Pour le particulier, il est exact que la pilule ne sera pas trop difficile à avaler. A titre d’exemple, la Région fournit la feuille d’imposition foncière d’une famille de 4 personnes dans le Loir-et-Cher : l’augmentation de la part régionale de la taxe coûtera 5 € à ce ménage à l’automne 2005, alors que, dans le même temps, la part départementale passera de 109 à 123 €, l’assemblée de l’UDF Maurice Leroy ayant décidé, elle aussi, d’augmenter la pression fiscale. Du côté des entreprises, il serait faux de prétendre que l’addition entraînera un préjudice insupportable. Pour une société de services d’une cinquantaine de salariés dans la région tourangelle, la projection montre que l’augmentation globale de la taxe professionnelle sera limitée à 2,15 %, soit un modeste 277 €. D’autant que le mécanisme compliqué de la taxe professionnelle permet aux entreprises les plus importantes de choisir entre le calcul de l’administration et un impôt assis sur leur valeur ajoutée.

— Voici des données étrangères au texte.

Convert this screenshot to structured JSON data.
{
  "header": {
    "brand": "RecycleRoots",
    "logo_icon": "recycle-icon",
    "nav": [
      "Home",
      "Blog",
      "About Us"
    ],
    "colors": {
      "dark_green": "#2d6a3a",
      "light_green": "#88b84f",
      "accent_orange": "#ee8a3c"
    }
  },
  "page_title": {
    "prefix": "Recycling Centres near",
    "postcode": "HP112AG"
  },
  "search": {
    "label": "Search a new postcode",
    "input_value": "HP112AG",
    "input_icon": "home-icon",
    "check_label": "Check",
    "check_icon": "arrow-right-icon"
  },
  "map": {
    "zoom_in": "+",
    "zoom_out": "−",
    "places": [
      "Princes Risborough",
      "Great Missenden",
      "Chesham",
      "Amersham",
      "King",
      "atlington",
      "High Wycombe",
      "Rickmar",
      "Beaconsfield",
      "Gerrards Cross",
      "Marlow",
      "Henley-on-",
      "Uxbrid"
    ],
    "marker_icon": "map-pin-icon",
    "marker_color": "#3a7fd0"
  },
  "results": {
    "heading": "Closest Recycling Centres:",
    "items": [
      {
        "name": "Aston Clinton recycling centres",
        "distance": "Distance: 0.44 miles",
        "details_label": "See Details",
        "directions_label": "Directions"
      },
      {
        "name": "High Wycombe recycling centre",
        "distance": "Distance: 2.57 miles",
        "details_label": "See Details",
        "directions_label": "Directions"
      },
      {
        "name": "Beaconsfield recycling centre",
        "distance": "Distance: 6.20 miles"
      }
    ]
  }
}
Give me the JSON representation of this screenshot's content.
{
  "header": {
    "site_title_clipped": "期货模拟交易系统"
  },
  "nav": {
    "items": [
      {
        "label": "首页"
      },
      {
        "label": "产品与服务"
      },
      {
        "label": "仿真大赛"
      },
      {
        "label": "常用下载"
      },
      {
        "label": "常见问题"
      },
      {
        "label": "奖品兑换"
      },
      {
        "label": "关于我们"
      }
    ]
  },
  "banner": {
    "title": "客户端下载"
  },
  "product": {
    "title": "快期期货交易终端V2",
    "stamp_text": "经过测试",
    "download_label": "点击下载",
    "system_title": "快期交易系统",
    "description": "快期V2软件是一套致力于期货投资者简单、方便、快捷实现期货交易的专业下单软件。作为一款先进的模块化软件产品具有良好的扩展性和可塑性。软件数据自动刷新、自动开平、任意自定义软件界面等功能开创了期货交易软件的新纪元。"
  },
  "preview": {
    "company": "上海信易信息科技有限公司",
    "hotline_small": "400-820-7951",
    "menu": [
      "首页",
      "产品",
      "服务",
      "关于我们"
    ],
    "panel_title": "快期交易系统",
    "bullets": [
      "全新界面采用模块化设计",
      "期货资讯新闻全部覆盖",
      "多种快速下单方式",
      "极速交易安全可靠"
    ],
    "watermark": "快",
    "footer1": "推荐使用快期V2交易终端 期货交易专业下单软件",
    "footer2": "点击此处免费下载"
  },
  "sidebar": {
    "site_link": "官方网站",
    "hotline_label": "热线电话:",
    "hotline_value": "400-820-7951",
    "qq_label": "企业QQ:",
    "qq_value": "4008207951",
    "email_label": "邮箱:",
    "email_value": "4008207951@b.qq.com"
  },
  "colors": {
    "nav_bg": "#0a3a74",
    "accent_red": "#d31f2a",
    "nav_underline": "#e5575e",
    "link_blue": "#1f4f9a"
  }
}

Or, celuici est plafonné à 3,5 % ou 4 % selon les cas. Au-delà, l’Etat doit verser la différence aux collectivités locales. Une hausse trop brusque de la taxe professionnelle ne servirait donc qu’à autoriser les collectivités locales à puiser dans la cassette de Bercy. U
Un calcul politique qui n’a certainement pas dû échapper au président Sapin. L’impact sera certes plus lourd pour les sociétés possédant un parc important de véhicules au titre de la taxe sur les cartes grises, mais les patrons réagissent plutôt pour le principe, s’inquiétant d’une tendance haussière qui pourrait gagner demain d’autres collectivités locales. Ils réclament ci-dessous, par l’intermédiaire du président du Medef Touraine – également président régional du mouvement patronal – que l’Etat réduise significativement son train de vie. Quant à la réforme de la taxe professionnelle, à laquelle s’est attaquée la commission Fouchet, elle devient un chantier urgent. L’impôt créé en 1975 par le gouvernement Chirac pour remplacer l’ancienne patente doit être impérativement simplifié et allégé. Pour cela, il faudra patienter jusqu’en 2008 avec l’entrée en vigueur du nouvel impôt local de substitution.